Now's a good time to hunt the "uncertain origin" words with roots in the 20th century. We have tools to track their paths and smoke them from their lairs. That's what etymonline has been doing much of the past few months. - D.R.H.
Sometimes, in exasperation, I wrote of such a word, “It has no etymology.” And the words cackled.
A spoken language always wants a handy stock of such words. Words that sound sharp or walk suggestively, crossover words between slang and proper talk; double-head words, hazy words. More than half the meaning in them is how you speak it. They’re like brassy parrots that got free in someone’s suburb and won’t be caught. Peter Pan words, impudently indefined, ahistorical, their footprints slurried in mud.

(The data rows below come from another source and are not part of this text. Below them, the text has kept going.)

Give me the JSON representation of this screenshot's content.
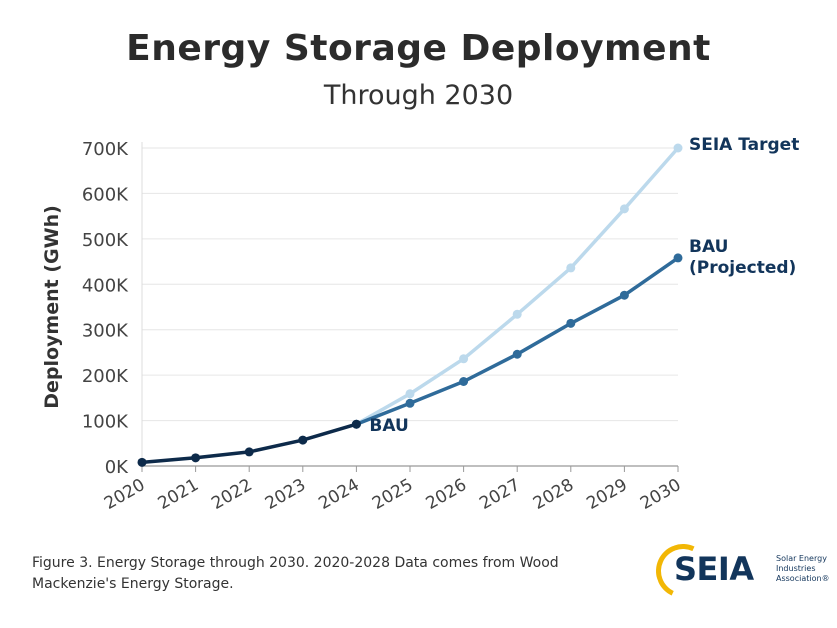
{
  "chart_data": {
    "type": "line",
    "title": "Energy Storage Deployment",
    "subtitle": "Through 2030",
    "ylabel": "Deployment (GWh)",
    "xlabel": "",
    "categories": [
      "2020",
      "2021",
      "2022",
      "2023",
      "2024",
      "2025",
      "2026",
      "2027",
      "2028",
      "2029",
      "2030"
    ],
    "y_ticks": [
      "0K",
      "100K",
      "200K",
      "300K",
      "400K",
      "500K",
      "600K",
      "700K"
    ],
    "ylim": [
      0,
      700000
    ],
    "grid": true,
    "series": [
      {
        "name": "BAU",
        "label": "BAU",
        "color": "#0d2a4a",
        "x": [
          "2020",
          "2021",
          "2022",
          "2023",
          "2024"
        ],
        "values": [
          8000,
          18000,
          31000,
          57000,
          92000
        ]
      },
      {
        "name": "BAU (Projected)",
        "label_line1": "BAU",
        "label_line2": "(Projected)",
        "color": "#2f6b9a",
        "x": [
          "2024",
          "2025",
          "2026",
          "2027",
          "2028",
          "2029",
          "2030"
        ],
        "values": [
          92000,
          138000,
          186000,
          246000,
          314000,
          376000,
          458000
        ]
      },
      {
        "name": "SEIA Target",
        "label": "SEIA Target",
        "color": "#bcd9ec",
        "x": [
          "2024",
          "2025",
          "2026",
          "2027",
          "2028",
          "2029",
          "2030"
        ],
        "values": [
          92000,
          159000,
          236000,
          334000,
          436000,
          566000,
          700000
        ]
      }
    ]
  },
  "caption": {
    "line1": "Figure 3. Energy Storage through 2030. 2020-2028 Data comes from Wood",
    "line2": "Mackenzie's Energy Storage."
  },
  "logo": {
    "word": "SEIA",
    "tag1": "Solar Energy",
    "tag2": "Industries",
    "tag3": "Association®"
  }
}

I read an article in San Diego in the late 80s distinguishing nerd vs. geek. Tech terminology exploded due to PC computers becoming available. Per the article a nerd was a person whose interest was in creating hardware and software. A geek was a person who was not totally experience in how the computer did what it did, but knew how to use it for production of work and to create. My analogy was a race car driver. Nerds build it and maintain it and geeks drive the hell out of it. Since the 80s I have identified as a computer geek.

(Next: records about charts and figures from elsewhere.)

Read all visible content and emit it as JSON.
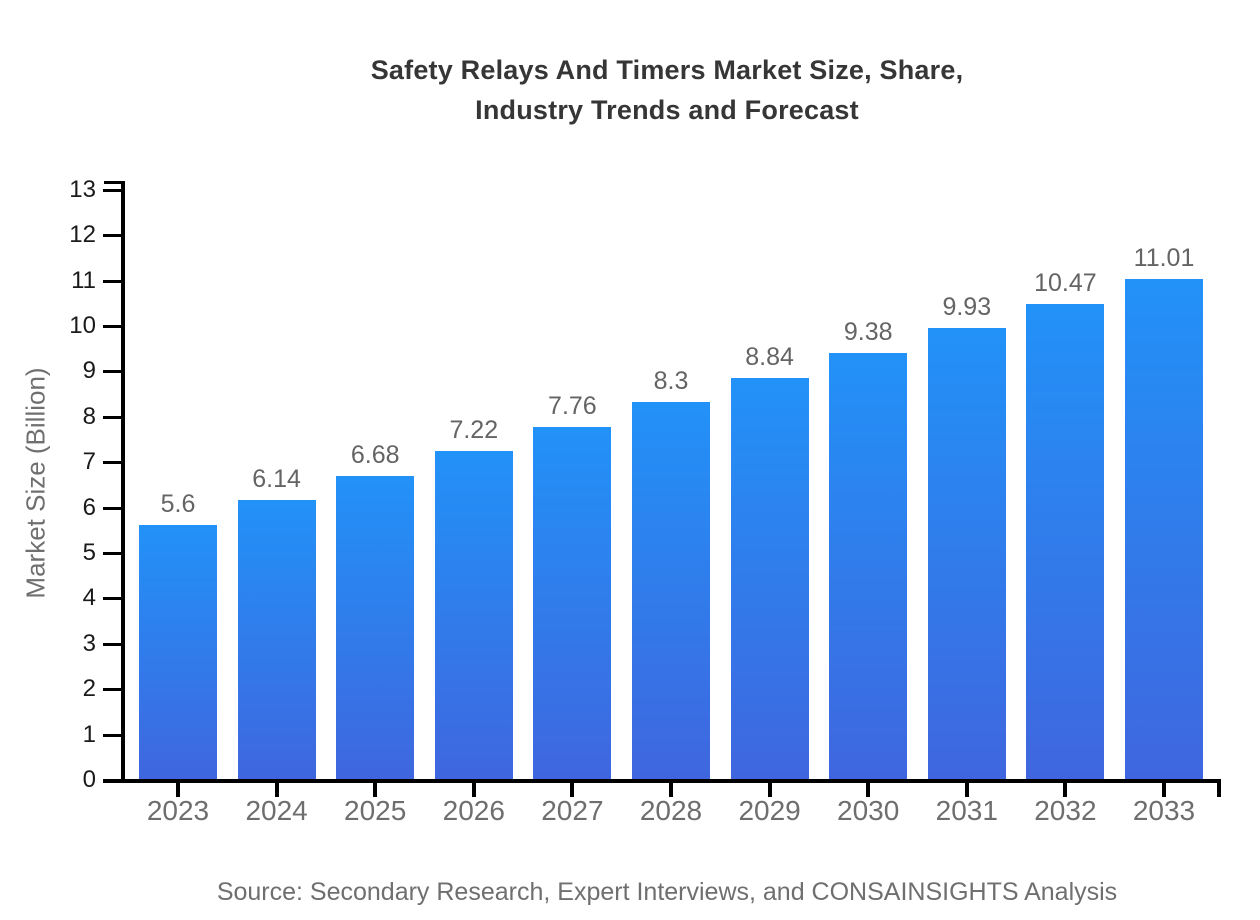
{
  "chart_data": {
    "type": "bar",
    "title": "Safety Relays And Timers Market Size, Share,\nIndustry Trends and Forecast",
    "categories": [
      "2023",
      "2024",
      "2025",
      "2026",
      "2027",
      "2028",
      "2029",
      "2030",
      "2031",
      "2032",
      "2033"
    ],
    "values": [
      5.6,
      6.14,
      6.68,
      7.22,
      7.76,
      8.3,
      8.84,
      9.38,
      9.93,
      10.47,
      11.01
    ],
    "value_labels": [
      "5.6",
      "6.14",
      "6.68",
      "7.22",
      "7.76",
      "8.3",
      "8.84",
      "9.38",
      "9.93",
      "10.47",
      "11.01"
    ],
    "xlabel": "",
    "ylabel": "Market Size (Billion)",
    "ylim": [
      0,
      13
    ],
    "ytick_step": 1,
    "ytick_labels": [
      "0",
      "1",
      "2",
      "3",
      "4",
      "5",
      "6",
      "7",
      "8",
      "9",
      "10",
      "11",
      "12",
      "13"
    ],
    "grid": false,
    "legend_position": "none",
    "source_note": "Source: Secondary Research, Expert Interviews, and CONSAINSIGHTS Analysis",
    "colors": {
      "bar_gradient_top": "#2292F8",
      "bar_gradient_bottom": "#3F66DF",
      "axis": "#000000",
      "title_text": "#363636",
      "ytick_text": "#1a1a1a",
      "xtick_text": "#6e6e6e",
      "value_label_text": "#646464",
      "muted_text": "#6f6f6f",
      "background": "#ffffff"
    }
  }
}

They’re considered to be of a family. Liberman’s entry on them is extensive. He has a good eye on these sort of amorphous word-sound-clouds. (The column here is more about the modern sense development; the etymology itself is vast.)
I am a newbie, so apologies if I am out of order, but have you discussed “cuckold” yet? A Chaucer scholar told me that cuckoos invade established nests, out-eating the newly hatched young–thus the connection between the sneaky bird and its human counterpart.